Processing Streaming Twitter Data using Kafka and Spark — The Plan
What is Apache Kafka?
Apache Kafka is a publish/subscribe messaging system. It is often described as a “distributed commit log” or more recently as a “distributed streaming platform.” Since being created and open sourced by LinkedIn in 2011, Kafka has quickly evolved from messaging queue to a full-fledged streaming platform
I recently read the book Kafka: The Definitive Guide by the creators of Kafka.
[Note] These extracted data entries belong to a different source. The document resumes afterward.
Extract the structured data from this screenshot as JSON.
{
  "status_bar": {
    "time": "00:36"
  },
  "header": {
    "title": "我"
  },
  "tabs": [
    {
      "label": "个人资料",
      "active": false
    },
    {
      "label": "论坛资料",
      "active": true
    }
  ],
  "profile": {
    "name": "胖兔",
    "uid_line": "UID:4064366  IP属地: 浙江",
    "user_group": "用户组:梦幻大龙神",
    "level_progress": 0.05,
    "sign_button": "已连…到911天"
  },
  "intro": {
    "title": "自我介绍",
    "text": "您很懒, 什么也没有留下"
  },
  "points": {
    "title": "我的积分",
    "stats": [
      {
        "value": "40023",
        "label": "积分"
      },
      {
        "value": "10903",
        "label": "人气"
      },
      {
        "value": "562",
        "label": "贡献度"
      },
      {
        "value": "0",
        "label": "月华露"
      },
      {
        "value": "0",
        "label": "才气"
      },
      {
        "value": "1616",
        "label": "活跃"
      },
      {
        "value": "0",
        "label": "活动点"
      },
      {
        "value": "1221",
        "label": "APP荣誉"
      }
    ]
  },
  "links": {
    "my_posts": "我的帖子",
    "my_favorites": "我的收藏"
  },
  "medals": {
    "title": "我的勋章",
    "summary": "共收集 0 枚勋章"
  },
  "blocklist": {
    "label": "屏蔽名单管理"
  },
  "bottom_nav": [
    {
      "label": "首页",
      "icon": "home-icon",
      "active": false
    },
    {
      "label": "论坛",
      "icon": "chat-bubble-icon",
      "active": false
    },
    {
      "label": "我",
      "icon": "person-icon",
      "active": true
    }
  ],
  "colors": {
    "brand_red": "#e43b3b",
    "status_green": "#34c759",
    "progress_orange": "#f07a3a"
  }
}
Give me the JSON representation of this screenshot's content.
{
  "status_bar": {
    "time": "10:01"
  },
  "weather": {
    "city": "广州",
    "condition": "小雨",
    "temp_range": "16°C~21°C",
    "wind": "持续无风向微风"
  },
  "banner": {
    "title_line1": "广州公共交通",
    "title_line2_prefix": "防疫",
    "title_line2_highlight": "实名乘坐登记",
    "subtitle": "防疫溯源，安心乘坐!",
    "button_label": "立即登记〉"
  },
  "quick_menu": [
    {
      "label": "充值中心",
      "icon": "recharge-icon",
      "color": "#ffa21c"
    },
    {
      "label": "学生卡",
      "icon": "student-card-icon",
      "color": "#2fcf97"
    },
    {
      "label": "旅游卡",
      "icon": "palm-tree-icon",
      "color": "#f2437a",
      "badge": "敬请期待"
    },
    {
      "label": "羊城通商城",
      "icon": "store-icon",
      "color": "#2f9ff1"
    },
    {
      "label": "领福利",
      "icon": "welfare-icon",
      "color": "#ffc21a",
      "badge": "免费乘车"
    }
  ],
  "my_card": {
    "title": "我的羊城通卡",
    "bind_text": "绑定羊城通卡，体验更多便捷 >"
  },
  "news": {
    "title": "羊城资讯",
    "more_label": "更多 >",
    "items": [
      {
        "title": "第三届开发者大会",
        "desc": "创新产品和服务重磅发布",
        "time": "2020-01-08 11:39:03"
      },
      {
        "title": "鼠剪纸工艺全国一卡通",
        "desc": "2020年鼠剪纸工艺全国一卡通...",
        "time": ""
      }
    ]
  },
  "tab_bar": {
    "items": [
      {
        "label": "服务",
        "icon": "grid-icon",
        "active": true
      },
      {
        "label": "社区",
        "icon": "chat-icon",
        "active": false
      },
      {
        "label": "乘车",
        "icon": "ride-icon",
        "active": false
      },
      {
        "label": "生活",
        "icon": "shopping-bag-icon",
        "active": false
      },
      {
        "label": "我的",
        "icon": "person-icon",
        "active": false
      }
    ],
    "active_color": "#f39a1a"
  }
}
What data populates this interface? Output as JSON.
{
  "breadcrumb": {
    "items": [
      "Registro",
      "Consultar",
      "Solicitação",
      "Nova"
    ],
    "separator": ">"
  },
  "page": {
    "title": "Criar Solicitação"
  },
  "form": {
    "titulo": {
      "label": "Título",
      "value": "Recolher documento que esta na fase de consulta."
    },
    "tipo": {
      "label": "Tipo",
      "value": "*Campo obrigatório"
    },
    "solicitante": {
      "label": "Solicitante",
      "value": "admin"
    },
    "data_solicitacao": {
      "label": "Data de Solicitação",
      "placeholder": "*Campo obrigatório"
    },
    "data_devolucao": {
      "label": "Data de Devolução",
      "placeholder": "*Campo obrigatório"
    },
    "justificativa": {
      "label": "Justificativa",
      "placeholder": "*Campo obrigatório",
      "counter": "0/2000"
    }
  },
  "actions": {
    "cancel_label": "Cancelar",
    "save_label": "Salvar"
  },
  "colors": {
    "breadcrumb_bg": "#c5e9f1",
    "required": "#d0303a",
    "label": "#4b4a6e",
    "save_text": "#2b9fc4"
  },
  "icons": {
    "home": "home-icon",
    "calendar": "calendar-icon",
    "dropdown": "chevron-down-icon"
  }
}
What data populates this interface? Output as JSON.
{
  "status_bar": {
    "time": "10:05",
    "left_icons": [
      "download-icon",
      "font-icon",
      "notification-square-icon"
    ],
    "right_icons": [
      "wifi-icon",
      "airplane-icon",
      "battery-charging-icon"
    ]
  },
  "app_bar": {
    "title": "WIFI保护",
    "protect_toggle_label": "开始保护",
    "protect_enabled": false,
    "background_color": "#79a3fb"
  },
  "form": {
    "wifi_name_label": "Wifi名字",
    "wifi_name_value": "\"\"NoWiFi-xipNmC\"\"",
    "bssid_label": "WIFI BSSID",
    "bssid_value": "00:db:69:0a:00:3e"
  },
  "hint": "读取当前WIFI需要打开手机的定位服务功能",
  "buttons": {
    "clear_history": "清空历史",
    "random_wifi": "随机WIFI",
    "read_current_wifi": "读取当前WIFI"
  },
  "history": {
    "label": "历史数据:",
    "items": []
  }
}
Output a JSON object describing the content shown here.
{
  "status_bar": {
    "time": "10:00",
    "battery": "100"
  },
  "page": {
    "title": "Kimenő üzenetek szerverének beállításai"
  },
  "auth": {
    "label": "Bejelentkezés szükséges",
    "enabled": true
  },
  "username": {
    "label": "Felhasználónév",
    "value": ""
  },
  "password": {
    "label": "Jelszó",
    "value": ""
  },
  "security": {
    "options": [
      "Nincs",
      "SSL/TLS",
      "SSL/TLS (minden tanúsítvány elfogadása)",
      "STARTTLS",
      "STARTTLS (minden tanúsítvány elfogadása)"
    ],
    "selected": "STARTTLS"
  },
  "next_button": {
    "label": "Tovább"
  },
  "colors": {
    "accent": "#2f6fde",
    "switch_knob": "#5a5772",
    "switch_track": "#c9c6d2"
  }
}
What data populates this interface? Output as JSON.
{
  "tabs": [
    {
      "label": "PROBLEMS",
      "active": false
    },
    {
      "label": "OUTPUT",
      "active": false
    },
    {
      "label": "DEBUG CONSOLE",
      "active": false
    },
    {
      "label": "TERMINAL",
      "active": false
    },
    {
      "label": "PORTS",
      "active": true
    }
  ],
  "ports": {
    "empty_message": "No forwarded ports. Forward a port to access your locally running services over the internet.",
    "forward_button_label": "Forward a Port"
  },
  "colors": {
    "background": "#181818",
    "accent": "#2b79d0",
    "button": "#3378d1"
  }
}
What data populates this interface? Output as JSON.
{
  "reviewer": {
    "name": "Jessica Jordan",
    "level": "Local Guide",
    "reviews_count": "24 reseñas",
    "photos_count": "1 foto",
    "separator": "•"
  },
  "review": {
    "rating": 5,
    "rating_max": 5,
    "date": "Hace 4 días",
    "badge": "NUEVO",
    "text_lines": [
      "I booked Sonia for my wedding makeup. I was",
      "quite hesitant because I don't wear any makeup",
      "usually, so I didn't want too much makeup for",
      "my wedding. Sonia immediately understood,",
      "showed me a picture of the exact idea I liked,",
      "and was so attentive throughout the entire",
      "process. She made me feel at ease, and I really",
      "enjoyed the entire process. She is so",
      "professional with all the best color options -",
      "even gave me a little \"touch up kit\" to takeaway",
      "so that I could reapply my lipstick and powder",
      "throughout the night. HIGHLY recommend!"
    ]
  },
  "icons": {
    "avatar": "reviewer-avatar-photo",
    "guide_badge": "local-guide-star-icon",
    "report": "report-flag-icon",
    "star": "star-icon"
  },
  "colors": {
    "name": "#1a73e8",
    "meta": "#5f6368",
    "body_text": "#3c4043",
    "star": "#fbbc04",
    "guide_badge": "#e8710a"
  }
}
It is truly a wonderful book for anyone who wants to start developing applications with Kafka as well as anyone who wants to know the internals of such a unique platform which is used by most of the Fortune 500 companies.
In this series, I’ll be exploring various aspects of Apache Kafka, all by implementing cool data pipeline:
- We’ll start by setting up a Kafka Cluster in cloud/locally
- After that, we’ll write a Producer Client which will fetch latest tweets continuously using Twitter API and push them to Kafka.
- Then, we will implement an app using Kafka Streams API, which will consume the tweets from Kafka in real-time and do basic processing on them like finding number of tweets per user and most used words (i.e word count).
- We’ll then venture into more cool stuff like writing our own Kafka Connector which will use twitter as data source and learning to use Apache NiFi to achieve the same with less effort.
- We’ll use Spark Streaming to do sentiment analysis on real-time twitter data
- Finally, if everything goes well, we’ll try to tweak our architecture and implement Notification service using Firebase and Kafka which will send push notifications to user if his/her tweet has negative sentiment!